Automated Meta-analysis with LLMs
Jan 2024 – Aug 2024
Annotated and released a dataset of clinical trial reports and assessed seven LLMs in zero-shot settings. The findings indicate that while LLMs show promise, especially for binary outcomes, there remain significant challenges for complex and inference-required extractions. The paper was accepted to MLHC 2024.
Adversarial Robustness of Neural Nets
Feb 2024 – May 2024
By training and testing models on the MNIST dataset using various attack methods like PGD, BIM, and FGSM, the study evaluates the robustness of different network architectures. The findings highlight the importance of network structure in enhancing resilience against adversarial perturbations, with deeper models like ResNet and GoogLeNet demonstrating significant robustness improvements through adversarial training techniques.

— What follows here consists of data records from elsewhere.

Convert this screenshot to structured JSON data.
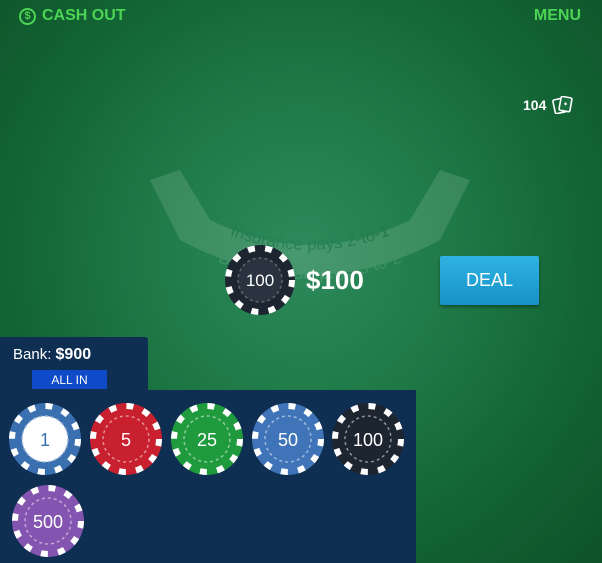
{
  "header": {
    "cashout_label": "CASH OUT",
    "cashout_icon": "dollar-circle-icon",
    "menu_label": "MENU"
  },
  "deck": {
    "count": "104",
    "icon": "cards-icon"
  },
  "table_label": {
    "line1": "Insurance pays 2-to-1",
    "line2": "BLACKJACK pays 3-to-2"
  },
  "bet": {
    "chip_value": "100",
    "amount": "$100"
  },
  "deal_label": "DEAL",
  "bank": {
    "label": "Bank:",
    "amount": "$900",
    "allin_label": "ALL IN"
  },
  "chips": [
    {
      "value": "1",
      "color": "#ffffff",
      "edge": "#3a6fb0",
      "text": "#3a6fb0"
    },
    {
      "value": "5",
      "color": "#c8202e",
      "edge": "#c8202e",
      "text": "#ffffff"
    },
    {
      "value": "25",
      "color": "#1f9b3e",
      "edge": "#1f9b3e",
      "text": "#ffffff"
    },
    {
      "value": "50",
      "color": "#3f74b8",
      "edge": "#3f74b8",
      "text": "#ffffff"
    },
    {
      "value": "100",
      "color": "#1d2530",
      "edge": "#1d2530",
      "text": "#ffffff"
    },
    {
      "value": "500",
      "color": "#8455b0",
      "edge": "#8455b0",
      "text": "#ffffff"
    }
  ],
  "colors": {
    "accent_green": "#4cd455",
    "felt": "#1f7a48",
    "panel": "#0f2f52",
    "deal": "#1fa3d6",
    "allin": "#0f4ac8"
  }
}
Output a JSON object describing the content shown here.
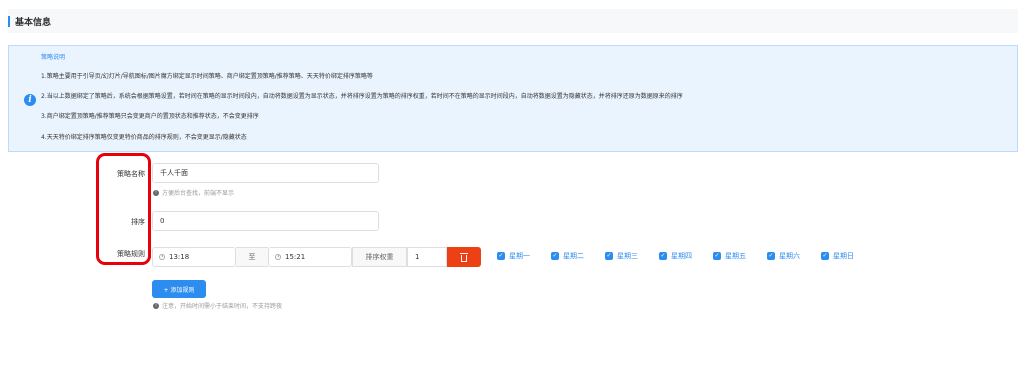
{
  "section": {
    "title": "基本信息"
  },
  "notice": {
    "title": "策略说明",
    "lines": [
      "1.策略主要用于引导页/幻灯片/导航图标/图片魔方绑定显示时间策略、商户绑定置顶策略/推荐策略、天天特价绑定排序策略等",
      "2.当以上数据绑定了策略后，系统会根据策略设置，若时间在策略的显示时间段内，自动将数据设置为显示状态，并将排序设置为策略的排序权重，若时间不在策略的显示时间段内，自动将数据设置为隐藏状态，并将排序还原为数据原来的排序",
      "3.商户绑定置顶策略/推荐策略只会变更商户的置顶状态和推荐状态，不会变更排序",
      "4.天天特价绑定排序策略仅变更特价商品的排序规则，不会变更显示/隐藏状态"
    ]
  },
  "form": {
    "name_label": "策略名称",
    "name_value": "千人千面",
    "name_hint": "方便后台查找，前端不显示",
    "order_label": "排序",
    "order_value": "0",
    "rule_label": "策略规则",
    "rule": {
      "start_time": "13:18",
      "separator": "至",
      "end_time": "15:21",
      "weight_label": "排序权重",
      "weight_value": "1",
      "days": [
        "星期一",
        "星期二",
        "星期三",
        "星期四",
        "星期五",
        "星期六",
        "星期日"
      ]
    },
    "add_button": "+ 添加规则",
    "time_hint": "注意，开始时间需小于结束时间，不支持跨夜"
  },
  "colors": {
    "accent": "#2d8cf0",
    "danger": "#ed4014",
    "highlight": "#e8000b",
    "notice_bg": "#eaf4fe"
  },
  "icons": [
    "info-icon",
    "clock-icon",
    "trash-icon",
    "checkbox-checked-icon"
  ]
}
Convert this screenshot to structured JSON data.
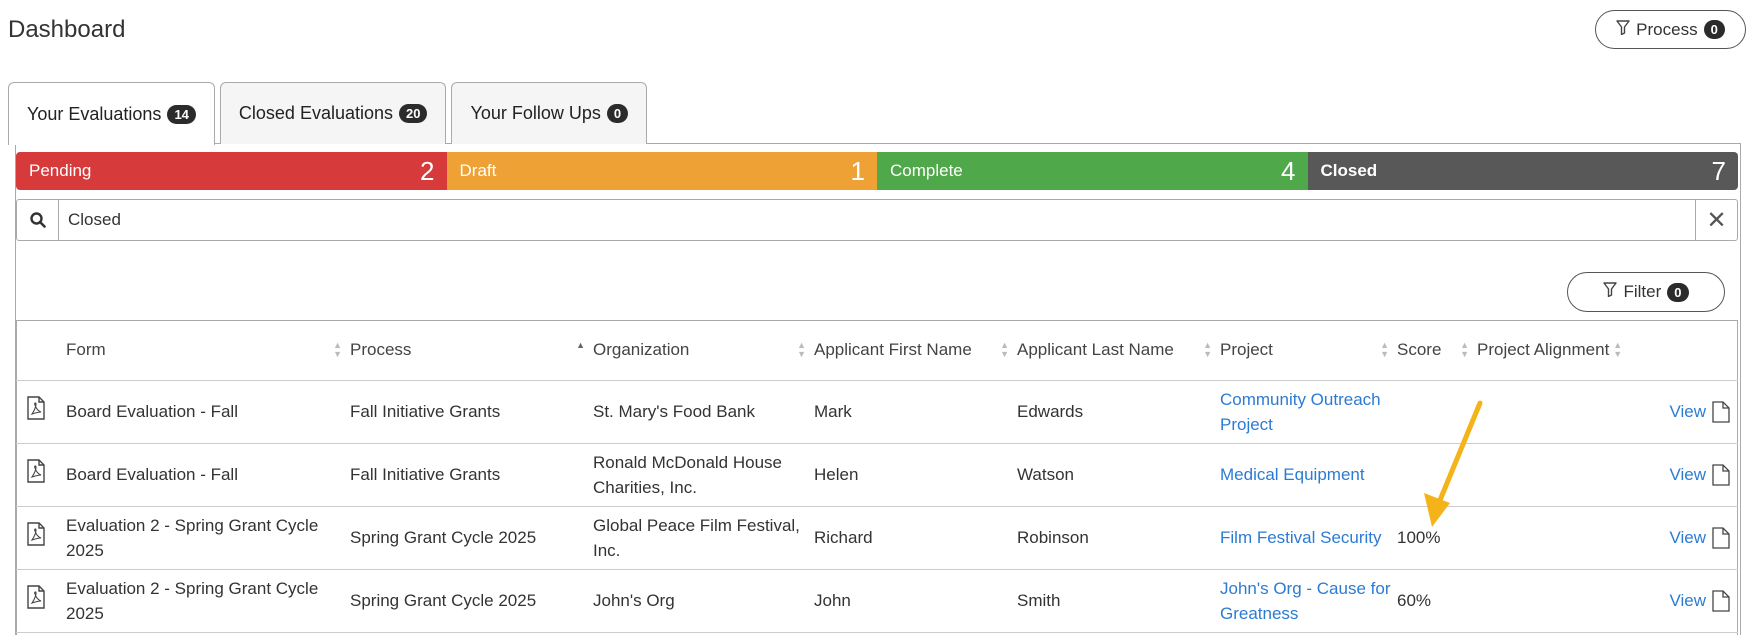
{
  "header": {
    "title": "Dashboard",
    "process_label": "Process",
    "process_count": "0"
  },
  "tabs": [
    {
      "label": "Your Evaluations",
      "count": "14",
      "active": true
    },
    {
      "label": "Closed Evaluations",
      "count": "20",
      "active": false
    },
    {
      "label": "Your Follow Ups",
      "count": "0",
      "active": false
    }
  ],
  "status": [
    {
      "label": "Pending",
      "count": "2",
      "color": "#d63a3a"
    },
    {
      "label": "Draft",
      "count": "1",
      "color": "#eea236"
    },
    {
      "label": "Complete",
      "count": "4",
      "color": "#4fa84a"
    },
    {
      "label": "Closed",
      "count": "7",
      "color": "#585858"
    }
  ],
  "search": {
    "value": "Closed",
    "placeholder": ""
  },
  "filter": {
    "label": "Filter",
    "count": "0"
  },
  "table": {
    "columns": [
      "Form",
      "Process",
      "Organization",
      "Applicant First Name",
      "Applicant Last Name",
      "Project",
      "Score",
      "Project Alignment"
    ],
    "view_label": "View",
    "rows": [
      {
        "form": "Board Evaluation - Fall",
        "process": "Fall Initiative Grants",
        "organization": "St. Mary's Food Bank",
        "first": "Mark",
        "last": "Edwards",
        "project": "Community Outreach Project",
        "score": "",
        "alignment": ""
      },
      {
        "form": "Board Evaluation - Fall",
        "process": "Fall Initiative Grants",
        "organization": "Ronald McDonald House Charities, Inc.",
        "first": "Helen",
        "last": "Watson",
        "project": "Medical Equipment",
        "score": "",
        "alignment": ""
      },
      {
        "form": "Evaluation 2 - Spring Grant Cycle 2025",
        "process": "Spring Grant Cycle 2025",
        "organization": "Global Peace Film Festival, Inc.",
        "first": "Richard",
        "last": "Robinson",
        "project": "Film Festival Security",
        "score": "100%",
        "alignment": ""
      },
      {
        "form": "Evaluation 2 - Spring Grant Cycle 2025",
        "process": "Spring Grant Cycle 2025",
        "organization": "John's Org",
        "first": "John",
        "last": "Smith",
        "project": "John's Org - Cause for Greatness",
        "score": "60%",
        "alignment": ""
      }
    ]
  },
  "annotation": {
    "arrow_color": "#f5b31a"
  }
}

Authorship Attribution: NLP
Mar 2024 – May 2024
This study evaluates various machine learning models for identifying the author of an article. Using Doc2Vec and BERT for feature extraction, the research tests models including Logistic Regression, Random Forest, SVM, Naïve Bayes, KNN, and Feed-Forward Neural Networks. Results indicate that the Feed-Forward Neural Network performs best, particularly with BERT embeddings.
FinViz - Balance Sheet Visualizer
Jan 2023 – Apr 2023
Engineered interactive tool visualizing 10-K financial data using CSS, JS, and D3 library, for introductory finance and accounting class students. Implemented time-series and cross-sectional analysis with filters and tooltips to allow for comparisons across firms and years.
Business Recommendation Engine
Feb 2023 – Apr 2023
Created a business recommendation engine using Yelp data. The engine suggests similar businesses based on reviews, distance, and user preferences. Utilized MongoDB to build the database and PyMongo to write queries and conduct thorough analysis of reviews and credibility scores.
Supervised Learning for Credit Defaults
Feb 2023 – Apr 2023
Implemented KNN, decision tree, and logistic regression algorithms using Taiwanese credit card data from 2005, resulting in an accuracy of around 68% in predicting default. Utilized sklearn and keras libraries to train and evaluate a Random Forest and neural network models, resulting in accuracies above 70%.
DaveML - Custom ML Library in C++
Nov 2022 – Dec 2022
This project involved the implementation of an ETL module and regression techniques (linear, ridge, and logistic) using C++ and principles of Linear Algebra and Calculus. The functionality was encapsulated into a Python module using PyBind11, allowing for easy experimentation with the models.
ReceipTrack - Receipt Image Processor
Oct 2022 – Dec 2022
Developed dashboard web tool that utilizes OpenCV and PyTesseract to parse images of receipts and create spending habit reports and categorical breakdowns. Incorporated object-oriented design and Plotly Dash to visualize spending trends over time and across food groups.
Brain Hemorrhage Classification with Neural Networks
Oct 2022 – Dec 2022
To improve the current diagnostic process, we developed and tested machine learning algorithms for identifying the occurrence and type of hemorrhage from CT scans. Utilizing a convolutional neural network, we achieved an accuracy of 70% over 1463 test images. Our work has the potential to make a significant impact in the field of healthcare.
Foreign Exchange Analysis
Nov 2022 – Dec 2022
Attempted to analyze seemingly random and unpredictable movements in foreign exchange rates. Gathered daily exchange rates through a Forex API. Implemented linear models to help explain the variance in currency movements and to assess feature importance. Future work includes investment simulation and time-series forecasting methods.
Programming Language Predictor
Mar 2022 – Apr 2022
Tokenized a large set of GitHub Repository code snippets with Regex and TF-IDF to train a Multinomial Naive Bayes Classifier. Launched the machine learning model on Heroku with a Python framework, Flask, to predict the programming language of a user-inputted code snippet.
EZ Itinerary - Vacation Planner
Mar 2022 – Apr 2022
Implemented a 12-table relational database in MySQL to assist in vacation planning, harnessing Yelp's business dataset. Allows users to create travel groups and plan their hotels, restaurants, and excursions. Utilizes stored procedures to interact with the user-interface deployed with Python and Flask.
Impact of Executive Pay on Firm Performance
Dec 2021 – Feb 2022
Evaluated correlation between increase in the success of a company and the compensation for top executives with Python. Wrangled stock data for over 500 companies using Pandas library on Compustat and CRSP databases. Found minimal evidence to prove executive pay is correlated with firm performance.
Financial Data and Stock Price Correlation
Nov 2021 – Dec 2021
Investigated the correlation between financial ratios and stock prices of Apple and Google. Utilized pandas to calculate ratios, build visualizations, and evaluate correlation between the stock price and the associated ratio. The analysis reveals that certain metrics and relationships are hard to predict, even across companies in the same industry.